As one part of your solution, I recommend restricting the machines that can make outbound requests to a certain pool, and then limit that pool's total bandwidth, throwing an alarm whenever the limit is hit.
It may be that you are big enough that even the limited bandwidth you need for normal operations is enough to take out smaller hosts, so you'd need to measure and monitor to see how well this works.
Could Dropbox perhaps let me disable this feature? I almost never use the web interface so I wouldn't miss it and I prefer that my documents are not opened after being synched.

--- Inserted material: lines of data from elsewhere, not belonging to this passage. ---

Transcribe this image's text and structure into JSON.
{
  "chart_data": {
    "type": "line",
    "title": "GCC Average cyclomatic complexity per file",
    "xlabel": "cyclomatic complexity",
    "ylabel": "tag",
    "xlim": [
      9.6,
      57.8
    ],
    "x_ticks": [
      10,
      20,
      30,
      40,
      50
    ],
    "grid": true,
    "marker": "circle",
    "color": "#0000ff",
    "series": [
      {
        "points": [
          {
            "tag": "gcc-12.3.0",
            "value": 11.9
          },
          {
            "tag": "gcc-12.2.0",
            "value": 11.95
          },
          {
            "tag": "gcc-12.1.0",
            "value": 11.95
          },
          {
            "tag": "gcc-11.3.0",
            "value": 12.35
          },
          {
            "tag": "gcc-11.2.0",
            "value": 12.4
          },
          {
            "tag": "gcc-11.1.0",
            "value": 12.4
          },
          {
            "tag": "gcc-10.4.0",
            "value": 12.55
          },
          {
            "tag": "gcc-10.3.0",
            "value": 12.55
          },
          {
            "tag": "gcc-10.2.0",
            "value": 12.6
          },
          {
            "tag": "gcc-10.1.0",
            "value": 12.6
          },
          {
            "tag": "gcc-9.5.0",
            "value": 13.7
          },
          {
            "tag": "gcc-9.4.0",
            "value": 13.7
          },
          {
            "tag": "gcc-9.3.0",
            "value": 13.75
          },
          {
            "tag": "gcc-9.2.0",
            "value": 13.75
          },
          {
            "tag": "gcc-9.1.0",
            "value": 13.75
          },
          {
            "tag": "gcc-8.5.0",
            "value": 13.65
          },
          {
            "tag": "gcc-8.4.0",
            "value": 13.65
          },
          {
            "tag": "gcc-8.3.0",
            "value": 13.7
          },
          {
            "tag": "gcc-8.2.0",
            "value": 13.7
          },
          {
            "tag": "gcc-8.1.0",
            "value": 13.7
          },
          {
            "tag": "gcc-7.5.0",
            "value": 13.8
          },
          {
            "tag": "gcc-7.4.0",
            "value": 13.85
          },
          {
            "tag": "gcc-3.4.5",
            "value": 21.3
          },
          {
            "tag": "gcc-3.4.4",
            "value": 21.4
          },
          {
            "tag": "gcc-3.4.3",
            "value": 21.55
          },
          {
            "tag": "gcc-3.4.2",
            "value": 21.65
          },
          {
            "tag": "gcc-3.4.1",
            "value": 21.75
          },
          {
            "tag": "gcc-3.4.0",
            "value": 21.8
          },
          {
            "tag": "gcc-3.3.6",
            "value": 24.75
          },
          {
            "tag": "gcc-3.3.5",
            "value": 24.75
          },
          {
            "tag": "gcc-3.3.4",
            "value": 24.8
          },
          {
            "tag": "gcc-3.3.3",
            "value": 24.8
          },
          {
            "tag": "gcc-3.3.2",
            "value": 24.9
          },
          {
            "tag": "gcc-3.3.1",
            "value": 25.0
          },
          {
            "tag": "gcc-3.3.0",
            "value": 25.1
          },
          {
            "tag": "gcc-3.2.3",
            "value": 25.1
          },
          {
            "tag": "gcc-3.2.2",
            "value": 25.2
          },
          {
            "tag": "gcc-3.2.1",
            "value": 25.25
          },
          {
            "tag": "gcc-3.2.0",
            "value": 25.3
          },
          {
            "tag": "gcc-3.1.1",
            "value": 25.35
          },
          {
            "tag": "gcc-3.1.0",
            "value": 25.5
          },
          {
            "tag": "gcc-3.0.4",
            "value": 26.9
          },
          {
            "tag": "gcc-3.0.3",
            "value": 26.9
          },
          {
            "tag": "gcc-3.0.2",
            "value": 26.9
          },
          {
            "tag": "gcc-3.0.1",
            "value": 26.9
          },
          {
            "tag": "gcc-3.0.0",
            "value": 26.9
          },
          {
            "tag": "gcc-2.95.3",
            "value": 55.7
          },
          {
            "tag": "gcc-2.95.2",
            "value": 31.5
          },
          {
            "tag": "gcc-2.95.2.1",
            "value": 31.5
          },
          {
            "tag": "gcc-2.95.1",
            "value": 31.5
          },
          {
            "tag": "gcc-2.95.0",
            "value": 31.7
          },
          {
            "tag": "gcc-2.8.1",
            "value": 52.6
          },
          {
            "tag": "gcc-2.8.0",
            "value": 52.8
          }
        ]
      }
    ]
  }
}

again, it's not inconceivable that they understand this as well, and have some sort of rate limiting system in place. do you have a problem with google docs converting your office files?
Wow that is an interesting blog post, with a happy ending to boot (Amazon refunded the $1000+ in bandwidth fees, due to the accidental nature of the usage).
They could not fetch it and have a little blank bit in the thumbnail.
Chances are they're using a library they didn't develop and did not think of the possibility of external resources being loaded.
Edit: The most secure way I can think to handle preview generation is to have a virtual machine firewalled from the internet that previews a single document and is then reverted.
I agree -- It's the same concept but much more efficient.
I'd set up a docker to accept a single HTTP post with the document, and to return the thumbnail. The docker can then be shut down and a new instance spun up to wait for the next document to process.
It might be wasteful to spin up a new docker for each instance, but it's the only way to prevent some exploit in LibreOffice[1] that might leak information somehow. A leak could be as terrible as embedding an entire document in the next thumbnail, or as simple as returning the wrong thumbnail (like from a previous request).
[1] LibreOffice was the user-agent that phoned home in the article.
Brilliant! I wonder what kind of error messages LibreOffice embeds when it can't fetch a resource... could map out the internal network pretty quickly if it has distinct error messages.
Also docx files are zip files which opens the possibility of a zipbomb. I wonder if LibreOffice has protection for zipbombs.
That's what I was thinking too. The only thing is that this process is running on an AWS instance, so it would have to be on Dropbox's VPN or something to have any such access. Either serendipitously or intentionally, I hope these boxes don't have any connection to anything sensitive.
Or worse, if as other threads are speculating, libreoffice is being used to generate previews of the docs then an exploit in libreoffice could be used to get access to dropbox's backend
I wonder if you know which storage provider does not do this. As far as I each of these storage providers offer preview (including embeded images) thus they do need to open arbitrary links.
Edit: You can invoke it something like this:
I'm just speculating, but it seems reasonable that it would open the document just like the regular LibreOffice, fetch external resources and so on.